Container kill
Container kill is a Kubernetes pod-level chaos fault that terminates a single container inside a target pod by sending a configurable signal (default SIGKILL). The container's pod stays running; the kubelet restarts the killed container in place, incrementing its restart count.
Use this fault to test what happens when one container in a multi-container pod dies without taking the whole pod down: how the surviving sidecars react, whether the restarted container reconciles its state on startup, and how long the pod is NotReady while the container restarts.

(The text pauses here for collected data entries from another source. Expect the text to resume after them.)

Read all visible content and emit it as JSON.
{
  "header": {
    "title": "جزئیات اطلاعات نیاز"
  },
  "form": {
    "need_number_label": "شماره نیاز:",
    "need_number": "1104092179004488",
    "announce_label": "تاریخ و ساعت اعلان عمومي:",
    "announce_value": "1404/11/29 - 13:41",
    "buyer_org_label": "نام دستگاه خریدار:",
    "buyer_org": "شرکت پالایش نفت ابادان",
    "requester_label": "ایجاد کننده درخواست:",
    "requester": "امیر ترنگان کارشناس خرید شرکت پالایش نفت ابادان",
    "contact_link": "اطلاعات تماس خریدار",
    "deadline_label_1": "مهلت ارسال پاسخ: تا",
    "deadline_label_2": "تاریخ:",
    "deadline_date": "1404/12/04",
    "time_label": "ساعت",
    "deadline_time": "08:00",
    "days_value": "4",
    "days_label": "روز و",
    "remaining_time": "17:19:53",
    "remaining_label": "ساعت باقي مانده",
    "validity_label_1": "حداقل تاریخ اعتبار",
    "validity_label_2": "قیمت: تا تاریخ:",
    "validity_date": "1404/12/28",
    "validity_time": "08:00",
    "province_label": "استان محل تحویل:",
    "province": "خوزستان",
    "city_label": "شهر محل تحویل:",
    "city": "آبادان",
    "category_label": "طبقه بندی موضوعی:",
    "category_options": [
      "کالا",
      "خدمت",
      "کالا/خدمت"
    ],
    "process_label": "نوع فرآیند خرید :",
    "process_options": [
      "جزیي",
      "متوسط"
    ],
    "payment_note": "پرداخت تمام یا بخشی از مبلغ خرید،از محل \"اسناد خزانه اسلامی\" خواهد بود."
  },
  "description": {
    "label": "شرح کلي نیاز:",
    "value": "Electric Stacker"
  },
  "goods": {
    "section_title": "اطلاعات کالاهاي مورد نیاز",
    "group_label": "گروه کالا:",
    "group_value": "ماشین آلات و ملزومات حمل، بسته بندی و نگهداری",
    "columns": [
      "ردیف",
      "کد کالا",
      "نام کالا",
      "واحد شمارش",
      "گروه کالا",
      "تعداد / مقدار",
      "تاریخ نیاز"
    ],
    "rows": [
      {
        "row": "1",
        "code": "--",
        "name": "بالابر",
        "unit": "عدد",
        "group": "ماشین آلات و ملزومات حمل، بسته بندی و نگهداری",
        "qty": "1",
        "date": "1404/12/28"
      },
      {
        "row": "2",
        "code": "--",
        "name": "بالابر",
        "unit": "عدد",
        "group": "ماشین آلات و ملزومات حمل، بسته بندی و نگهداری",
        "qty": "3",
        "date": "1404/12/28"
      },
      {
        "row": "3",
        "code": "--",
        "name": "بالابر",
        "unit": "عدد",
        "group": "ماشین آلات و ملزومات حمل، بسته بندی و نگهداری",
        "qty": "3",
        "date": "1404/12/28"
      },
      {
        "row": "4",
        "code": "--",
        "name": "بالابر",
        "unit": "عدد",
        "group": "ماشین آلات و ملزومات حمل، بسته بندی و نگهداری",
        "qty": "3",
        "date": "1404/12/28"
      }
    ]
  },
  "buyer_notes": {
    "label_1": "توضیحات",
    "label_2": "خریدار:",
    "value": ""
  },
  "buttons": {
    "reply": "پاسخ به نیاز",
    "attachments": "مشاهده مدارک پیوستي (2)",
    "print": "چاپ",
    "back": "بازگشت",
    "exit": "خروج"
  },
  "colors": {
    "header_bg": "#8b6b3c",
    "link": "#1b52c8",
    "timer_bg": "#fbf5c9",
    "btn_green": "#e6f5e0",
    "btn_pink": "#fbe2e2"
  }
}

If you have not configured the chaos infrastructure yet, go to Quickstart to install the chaos infrastructure and run an experiment end to end.
Use cases
Run this fault when you want to answer concrete questions like:
- Sidecar resilience: When the main application container dies, do logging, service-mesh, and auth sidecars survive cleanly? When a sidecar dies, does the main container survive?
- Probe tuning: Are liveness and readiness probes configured to detect the restart and remove the pod from service quickly, then re-add it when the container is healthy again?
- Cold-start behavior: Does the restarted container come up within a window your callers can tolerate, and does it correctly rejoin state (cache, connection pool, leader-election, queue offsets)?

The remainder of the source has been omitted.